We must, in fact, act as if we were a little better than
ourselves. Our ideal, facing the uncertainty of the years
following 1967 as our ancestors did those of 1867, might be
to build a Canadianism that has full meaning.
Confederation saw the coming together of three or four racial
and political groups, some of whom had been bitter enemies
of the others. They reached the conclusion that they had to
live together, and that they needed a frame into which they
would fit. They realized that we are all part of the whole,
that no man, no municipality, no county, no province, can
contribute effectively to Canada's well-being by working compulsively
as an individual at parochial problems.
That was the grandeur of the past: what of the future?

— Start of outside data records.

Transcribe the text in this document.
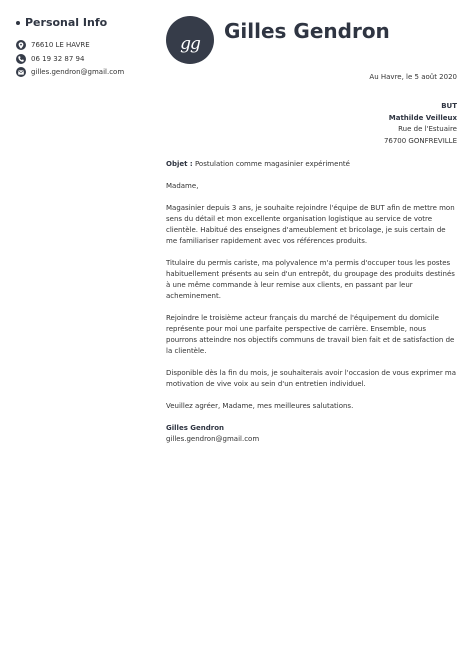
Personal Info
76610 LE HAVRE
06 19 32 87 94
gilles.gendron@gmail.com
gg
Gilles Gendron
Au Havre, le 5 août 2020
BUT
Mathilde Veilleux
Rue de l'Estuaire
76700 GONFREVILLE

Objet : Postulation comme magasinier expérimenté

Madame,

Magasinier depuis 3 ans, je souhaite rejoindre l'équipe de BUT afin de mettre mon sens du détail et mon excellente organisation logistique au service de votre clientèle. Habitué des enseignes d'ameublement et bricolage, je suis certain de me familiariser rapidement avec vos références produits.

Titulaire du permis cariste, ma polyvalence m'a permis d'occuper tous les postes habituellement présents au sein d'un entrepôt, du groupage des produits destinés à une même commande à leur remise aux clients, en passant par leur acheminement.

Rejoindre le troisième acteur français du marché de l'équipement du domicile représente pour moi une parfaite perspective de carrière. Ensemble, nous pourrons atteindre nos objectifs communs de travail bien fait et de satisfaction de la clientèle.

Disponible dès la fin du mois, je souhaiterais avoir l'occasion de vous exprimer ma motivation de vive voix au sein d'un entretien individuel.

Veuillez agréer, Madame, mes meilleures salutations.

Gilles Gendron

gilles.gendron@gmail.com
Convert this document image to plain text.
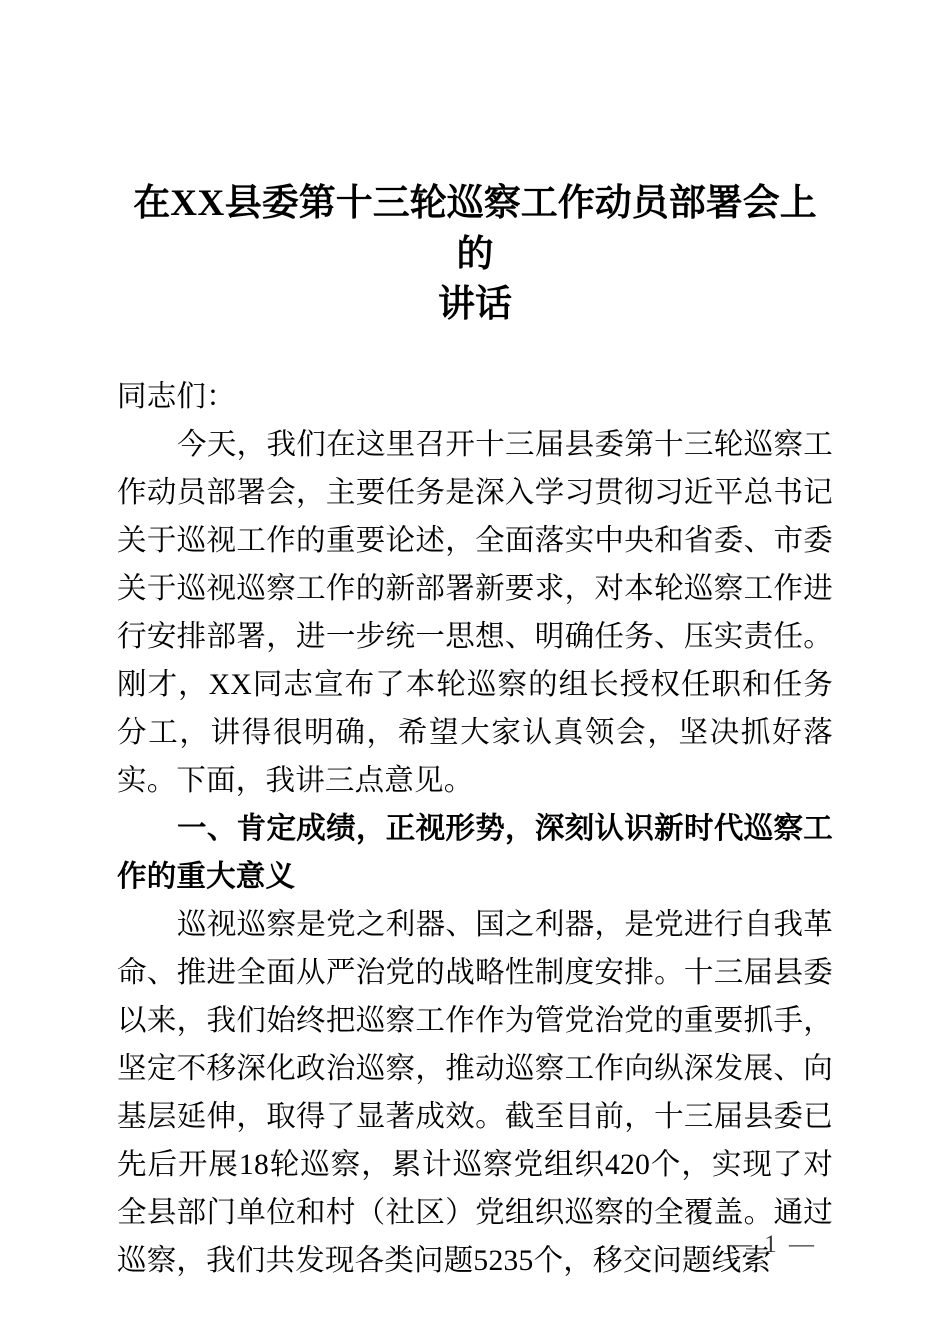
在XX县委第十三轮巡察工作动员部署会上的
讲话

同志们：

今天，我们在这里召开十三届县委第十三轮巡察工作动员部署会，主要任务是深入学习贯彻习近平总书记关于巡视工作的重要论述，全面落实中央和省委、市委关于巡视巡察工作的新部署新要求，对本轮巡察工作进行安排部署，进一步统一思想、明确任务、压实责任。刚才，XX同志宣布了本轮巡察的组长授权任职和任务分工，讲得很明确，希望大家认真领会，坚决抓好落实。下面，我讲三点意见。

一、肯定成绩，正视形势，深刻认识新时代巡察工作的重大意义

巡视巡察是党之利器、国之利器，是党进行自我革命、推进全面从严治党的战略性制度安排。十三届县委以来，我们始终把巡察工作作为管党治党的重要抓手，坚定不移深化政治巡察，推动巡察工作向纵深发展、向基层延伸，取得了显著成效。截至目前，十三届县委已先后开展18轮巡察，累计巡察党组织420个，实现了对全县部门单位和村（社区）党组织巡察的全覆盖。通过巡察，我们共发现各类问题5235个，移交问题线索

— 1 —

We can see more light than darkness in Canada's future,
but intelligent effort is needed now in order to make sure
of its brightness. When an administrator in Africa rode out
to inspect land that had been devastated by a storm he came
to a place where giant cedars had been uprooted and destroyed.

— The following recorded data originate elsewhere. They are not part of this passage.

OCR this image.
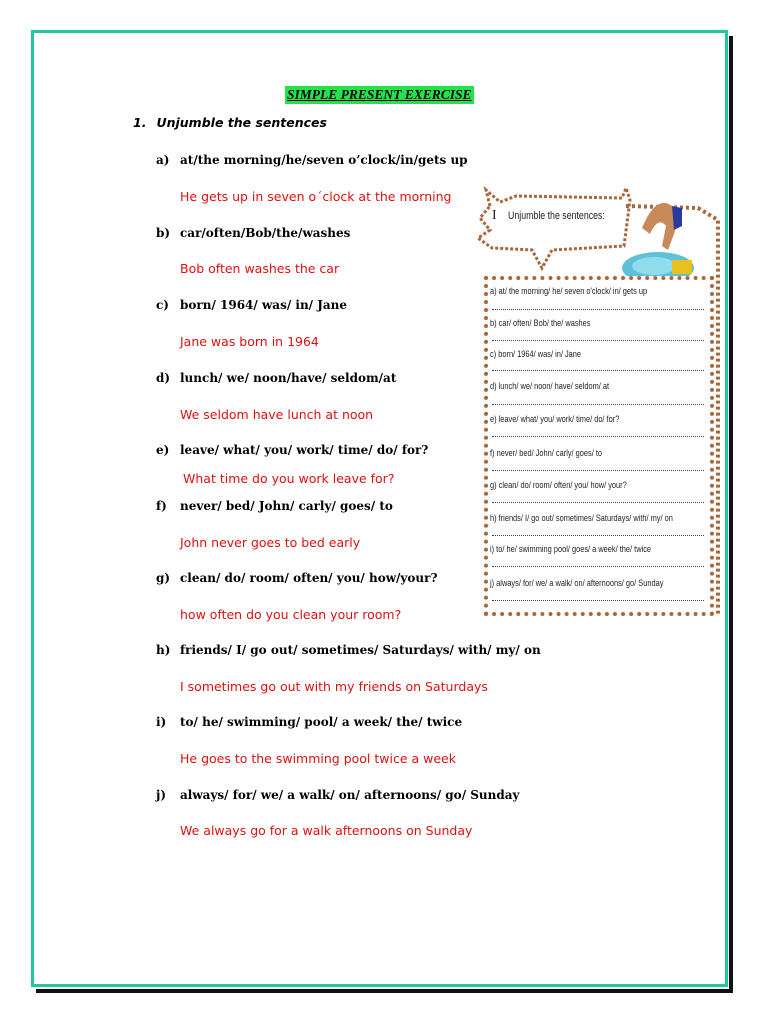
SIMPLE PRESENT EXERCISE
1. Unjumble the sentences
a) at/the morning/he/seven o’clock/in/gets up
He gets up in seven o´clock at the morning
b) car/often/Bob/the/washes
Bob often washes the car
c) born/ 1964/ was/ in/ Jane
Jane was born in 1964
d) lunch/ we/ noon/have/ seldom/at
We seldom have lunch at noon
e) leave/ what/ you/ work/ time/ do/ for?
What time do you work leave for?
f) never/ bed/ John/ carly/ goes/ to
John never goes to bed early
g) clean/ do/ room/ often/ you/ how/your?
how often do you clean your room?
h) friends/ I/ go out/ sometimes/ Saturdays/ with/ my/ on
I sometimes go out with my friends on Saturdays
i) to/ he/ swimming/ pool/ a week/ the/ twice
He goes to the swimming pool twice a week
j) always/ for/ we/ a walk/ on/ afternoons/ go/ Sunday
We always go for a walk afternoons on Sunday
I Unjumble the sentences:
a) at/ the morning/ he/ seven o'clock/ in/ gets up
b) car/ often/ Bob/ the/ washes
c) born/ 1964/ was/ in/ Jane
d) lunch/ we/ noon/ have/ seldom/ at
e) leave/ what/ you/ work/ time/ do/ for?
f) never/ bed/ John/ carly/ goes/ to
g) clean/ do/ room/ often/ you/ how/ your?
h) friends/ I/ go out/ sometimes/ Saturdays/ with/ my/ on
i) to/ he/ swimming pool/ goes/ a week/ the/ twice
j) always/ for/ we/ a walk/ on/ afternoons/ go/ Sunday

He said to his official in charge of forestry: "You will have
to plant some cedars here." The official replied: "It takes
two thousand years to grow cedars of the size these were.
They don't even bear cones until they are fifty years old."
"Then," said the administrator, "we must plant them at
once."
Not, indeed, that we can expect to write a script in 1967
to which no postscripts need be added. Changing our ways has
been a process going on in human affairs ever since the beginning
of history. The object now is to move beyond old errors, not
to perpetuate the memory of them; to build a good present
and prepare for a better future.
Plutarch tells us in his Lives about the argument
as to whether the ship in which Theseus and the youths of
Athens sailed home from Crete was the same ship as that in
which they set out, "for they took away the old planks as
they decayed, putting in new and stronger timber in their
place".
Replacing old planks with new is a job for every Canadian,
because everyone has an interest in seeing Canada endure.
We shall gather in centennial year not merely to extol our
ancestors but to take up their work and continue it as valiant
men, writing our individual biographies into the history of
Canada.
A good time to live
We cannot look back, on our hundredth national birthday,
on the past as nothing more than a pageant which calls for
applause and gratification. As the procession of the years
passes in review, each year decked with its crown of laurel
leaves for achievement and its chaplet of rosemary for memories,
we must not forget that 1967 will take its place in the cavalcade.
History is not going to begin a new chapter: it never does:
history runs on. The old principles will remain, and by acceptance
of what is best. in our democracy, and by education in public
affairs and by co-operation, we can continue to evolve a system
of government that will provide Canadians with the best kind
of life and happiness.
Next year is a new year with no mistakes in it yet. Like
the birth of every new day, it is a reprieve granted by the
governor of time to his subjects who may have squandered a
legacy of early moments.
If we face it with assurance, resolved to bear turns of
fortune with manful spirit and to add what good we can to
the great goodness we inherited, future generations may remember
us and say: "These people saw a vision in dark and troubled
days, and though tyranny raged in many parts of the earth
they built a shining nation out of the dust."
Some people will meet this challenge by saying "We're not
doing too badly," but that is a cry-baby excuse for poor success.
What we should do is try to add orchids to the bouquets wrought
from wild flowers by our ancestors. Engaged in that task,
we may say with the Roman poet: "Let ancient times delight
other folk; I rejoice that I was not born till now."